His lips thinned. He rolled up his window and cranked the engine. It started after a few tries, belching a cloud of black smoke from the tailpipe.
Ali winced and tucked her nose back into the protection of her knit scarf and watched him drive away.
“You should have let Cooper skate on the expired parking meter.”
Ali set the mineral water and lime and the order of onion rings on the table in front of her sister Greer.

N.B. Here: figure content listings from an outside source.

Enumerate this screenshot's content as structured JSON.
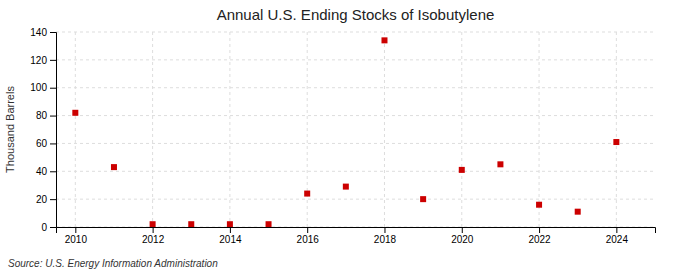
{
  "chart_data": {
    "type": "scatter",
    "title": "Annual U.S. Ending Stocks of Isobutylene",
    "y_label": "Thousand Barrels",
    "annotations": [
      "Source: U.S. Energy Information Administration"
    ],
    "x": [
      2010,
      2011,
      2012,
      2013,
      2014,
      2015,
      2016,
      2017,
      2018,
      2019,
      2020,
      2021,
      2022,
      2023,
      2024
    ],
    "values": [
      82,
      43,
      2,
      2,
      2,
      2,
      24,
      29,
      134,
      20,
      41,
      45,
      16,
      11,
      61
    ],
    "color": "#cc0000",
    "marker": "square",
    "xlim": [
      2009.5,
      2025.0
    ],
    "xticks": [
      2010,
      2012,
      2014,
      2016,
      2018,
      2020,
      2022,
      2024
    ],
    "ylim": [
      0,
      140
    ],
    "yticks": [
      0,
      20,
      40,
      60,
      80,
      100,
      120,
      140
    ],
    "grid": true
  }
}
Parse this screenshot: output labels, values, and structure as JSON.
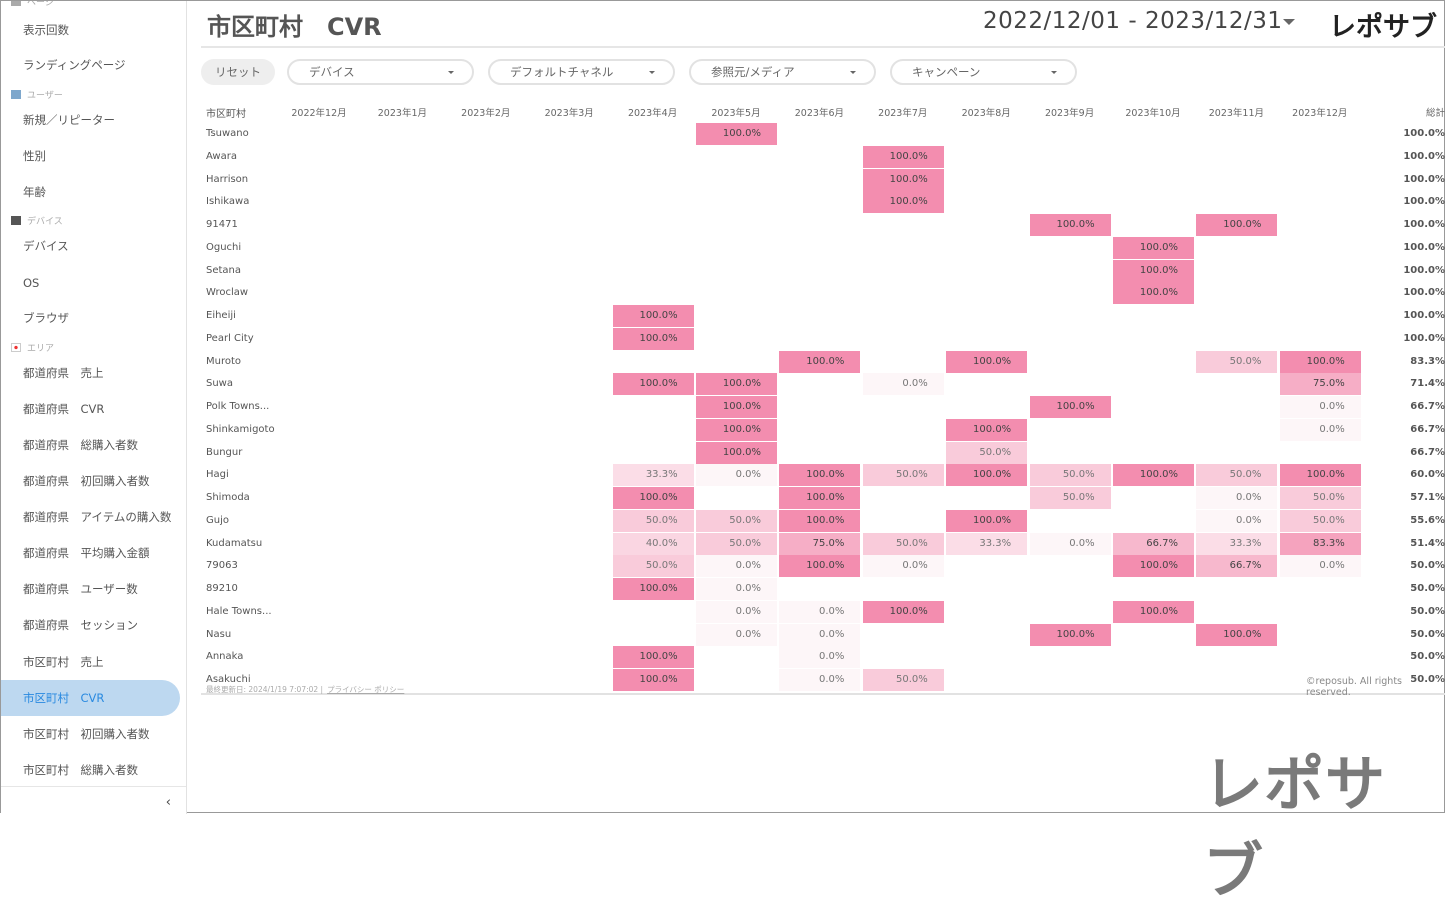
{
  "sidebar": {
    "sections": [
      {
        "label": "ページ",
        "icon": "page-icon"
      },
      {
        "label": "ユーザー",
        "icon": "user-icon"
      },
      {
        "label": "デバイス",
        "icon": "laptop-icon"
      },
      {
        "label": "エリア",
        "icon": "japan-flag-icon"
      }
    ],
    "items": [
      "表示回数",
      "ランディングページ",
      "新規／リピーター",
      "性別",
      "年齢",
      "デバイス",
      "OS",
      "ブラウザ",
      "都道府県　売上",
      "都道府県　CVR",
      "都道府県　総購入者数",
      "都道府県　初回購入者数",
      "都道府県　アイテムの購入数",
      "都道府県　平均購入金額",
      "都道府県　ユーザー数",
      "都道府県　セッション",
      "市区町村　売上",
      "市区町村　CVR",
      "市区町村　初回購入者数",
      "市区町村　総購入者数"
    ],
    "active_index": 17,
    "collapse_icon": "chevron-left-icon"
  },
  "header": {
    "title": "市区町村　CVR",
    "date_range": "2022/12/01 - 2023/12/31",
    "logo": "レポサブ"
  },
  "filters": {
    "reset": "リセット",
    "dropdowns": [
      "デバイス",
      "デフォルトチャネル",
      "参照元/メディア",
      "キャンペーン"
    ]
  },
  "colors": {
    "high": "#f38daf",
    "low": "#fdf6f8",
    "active_bg": "#bdd8f0",
    "active_text": "#2a8ae0"
  },
  "table": {
    "row_header": "市区町村",
    "columns": [
      "2022年12月",
      "2023年1月",
      "2023年2月",
      "2023年3月",
      "2023年4月",
      "2023年5月",
      "2023年6月",
      "2023年7月",
      "2023年8月",
      "2023年9月",
      "2023年10月",
      "2023年11月",
      "2023年12月"
    ],
    "total_header": "総計",
    "rows": [
      {
        "name": "Tsuwano",
        "cells": {
          "5": 100
        },
        "total": "100.0%"
      },
      {
        "name": "Awara",
        "cells": {
          "7": 100
        },
        "total": "100.0%"
      },
      {
        "name": "Harrison",
        "cells": {
          "7": 100
        },
        "total": "100.0%"
      },
      {
        "name": "Ishikawa",
        "cells": {
          "7": 100
        },
        "total": "100.0%"
      },
      {
        "name": "91471",
        "cells": {
          "9": 100,
          "11": 100
        },
        "total": "100.0%"
      },
      {
        "name": "Oguchi",
        "cells": {
          "10": 100
        },
        "total": "100.0%"
      },
      {
        "name": "Setana",
        "cells": {
          "10": 100
        },
        "total": "100.0%"
      },
      {
        "name": "Wroclaw",
        "cells": {
          "10": 100
        },
        "total": "100.0%"
      },
      {
        "name": "Eiheiji",
        "cells": {
          "4": 100
        },
        "total": "100.0%"
      },
      {
        "name": "Pearl City",
        "cells": {
          "4": 100
        },
        "total": "100.0%"
      },
      {
        "name": "Muroto",
        "cells": {
          "6": 100,
          "8": 100,
          "11": 50,
          "12": 100
        },
        "total": "83.3%"
      },
      {
        "name": "Suwa",
        "cells": {
          "4": 100,
          "5": 100,
          "7": 0,
          "12": 75
        },
        "total": "71.4%"
      },
      {
        "name": "Polk Towns...",
        "cells": {
          "5": 100,
          "9": 100,
          "12": 0
        },
        "total": "66.7%"
      },
      {
        "name": "Shinkamigoto",
        "cells": {
          "5": 100,
          "8": 100,
          "12": 0
        },
        "total": "66.7%"
      },
      {
        "name": "Bungur",
        "cells": {
          "5": 100,
          "8": 50
        },
        "total": "66.7%"
      },
      {
        "name": "Hagi",
        "cells": {
          "4": 33.3,
          "5": 0,
          "6": 100,
          "7": 50,
          "8": 100,
          "9": 50,
          "10": 100,
          "11": 50,
          "12": 100
        },
        "total": "60.0%"
      },
      {
        "name": "Shimoda",
        "cells": {
          "4": 100,
          "6": 100,
          "9": 50,
          "11": 0,
          "12": 50
        },
        "total": "57.1%"
      },
      {
        "name": "Gujo",
        "cells": {
          "4": 50,
          "5": 50,
          "6": 100,
          "8": 100,
          "11": 0,
          "12": 50
        },
        "total": "55.6%"
      },
      {
        "name": "Kudamatsu",
        "cells": {
          "4": 40,
          "5": 50,
          "6": 75,
          "7": 50,
          "8": 33.3,
          "9": 0,
          "10": 66.7,
          "11": 33.3,
          "12": 83.3
        },
        "total": "51.4%"
      },
      {
        "name": "79063",
        "cells": {
          "4": 50,
          "5": 0,
          "6": 100,
          "7": 0,
          "10": 100,
          "11": 66.7,
          "12": 0
        },
        "total": "50.0%"
      },
      {
        "name": "89210",
        "cells": {
          "4": 100,
          "5": 0
        },
        "total": "50.0%"
      },
      {
        "name": "Hale Towns...",
        "cells": {
          "5": 0,
          "6": 0,
          "7": 100,
          "10": 100
        },
        "total": "50.0%"
      },
      {
        "name": "Nasu",
        "cells": {
          "5": 0,
          "6": 0,
          "9": 100,
          "11": 100
        },
        "total": "50.0%"
      },
      {
        "name": "Annaka",
        "cells": {
          "4": 100,
          "6": 0
        },
        "total": "50.0%"
      },
      {
        "name": "Asakuchi",
        "cells": {
          "4": 100,
          "6": 0,
          "7": 50
        },
        "total": "50.0%"
      }
    ]
  },
  "footer": {
    "updated": "最終更新日: 2024/1/19 7:07:02 |",
    "privacy": "プライバシー ポリシー",
    "copyright": "©reposub. All rights reserved."
  },
  "watermark_logo": "レポサブ"
}
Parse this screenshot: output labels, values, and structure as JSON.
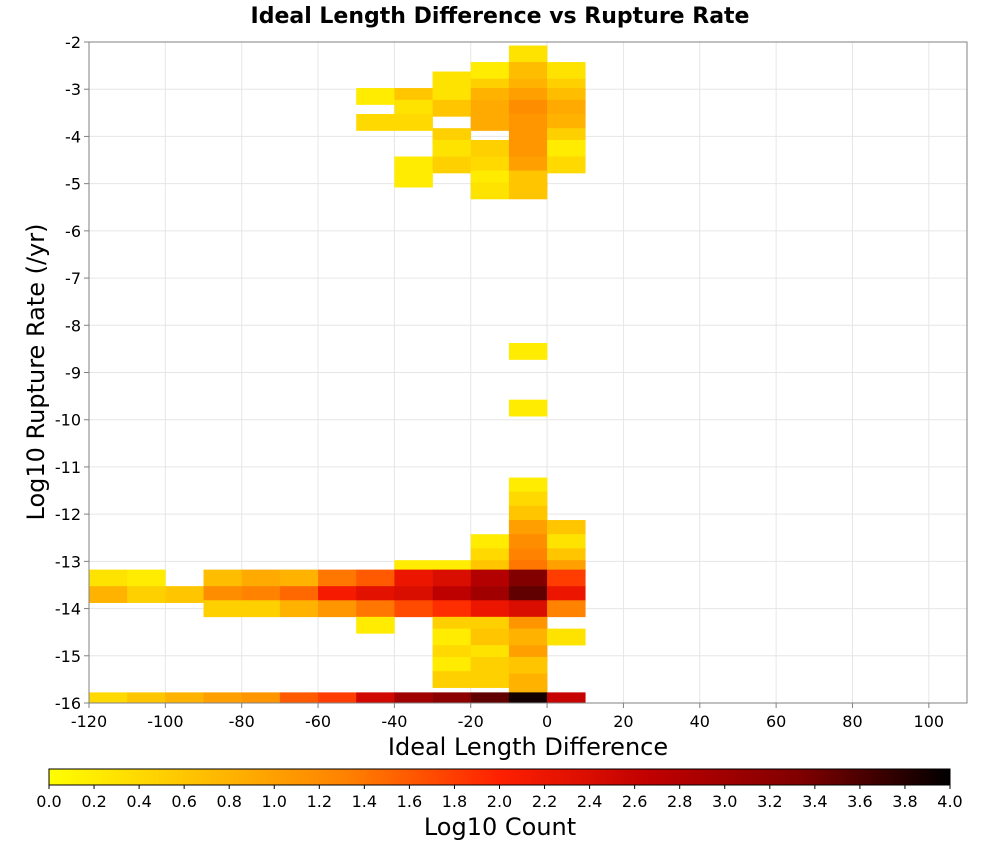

If Magic Jax wasn’t so busy, she’d have set herself down, too, in the seat opposite her. “I had to choose between citing Grant Cooper or getting skewered by my sergeant again. If Gowler has an actual reason to write me up, it’ll be the first nail in my coffin with the department. And he only needs three nails.”
“He’s not going to fire the only female officer he’s got,” Greer countered. “Particularly if she’s not guilty of anything more serious than letting a new resident off a minor infraction with a warning. Everyone else with the department does it from time to time. Why not you?”
“Everyone else doesn’t make the mistake of dating his precious son, Madame Prosecutor. I am not taking any chances.”
Greer gave her a look. “I’m a defense lawyer.”
“Don’t remind me.” Greer was the oldest of the three triplets and worked with the public defender’s office. Maddie was the middle triplet. The ultimate do-gooder, she was a social worker with family services. Because of her role there, the family court judge had agreed to let her be the temporary caregiver for Layla.
Ali gestured at the stack of files sitting on the table next to her sister’s elbow. The public defender’s office workload was so huge that they also had a rotating crew of private attorneys who took cases pro bono. “Always trying to get the people I arrest off with just a slap on the wrist.”
“You do your job and I’ll do mine. That’s how it works. Gowler aside, you could have at least bargained a little with Cooper over the ticket. You catch more flies with honey, you know.”
Ali didn’t dare slip her toes out of her high-heeled shoes so she could wiggle some blood back into them. If she did, she feared she would never get her feet back into the shoes. And she really didn’t want to hear Greer’s advice at the moment. “You want anything else to go with those onion rings?”
“I shouldn’t even be eating these.” Greer plucked a ring from the basket. Magic Jax didn’t provide a full menu, but they did offer the usual types of bar food. “But I’m starving. Came straight here from the office.”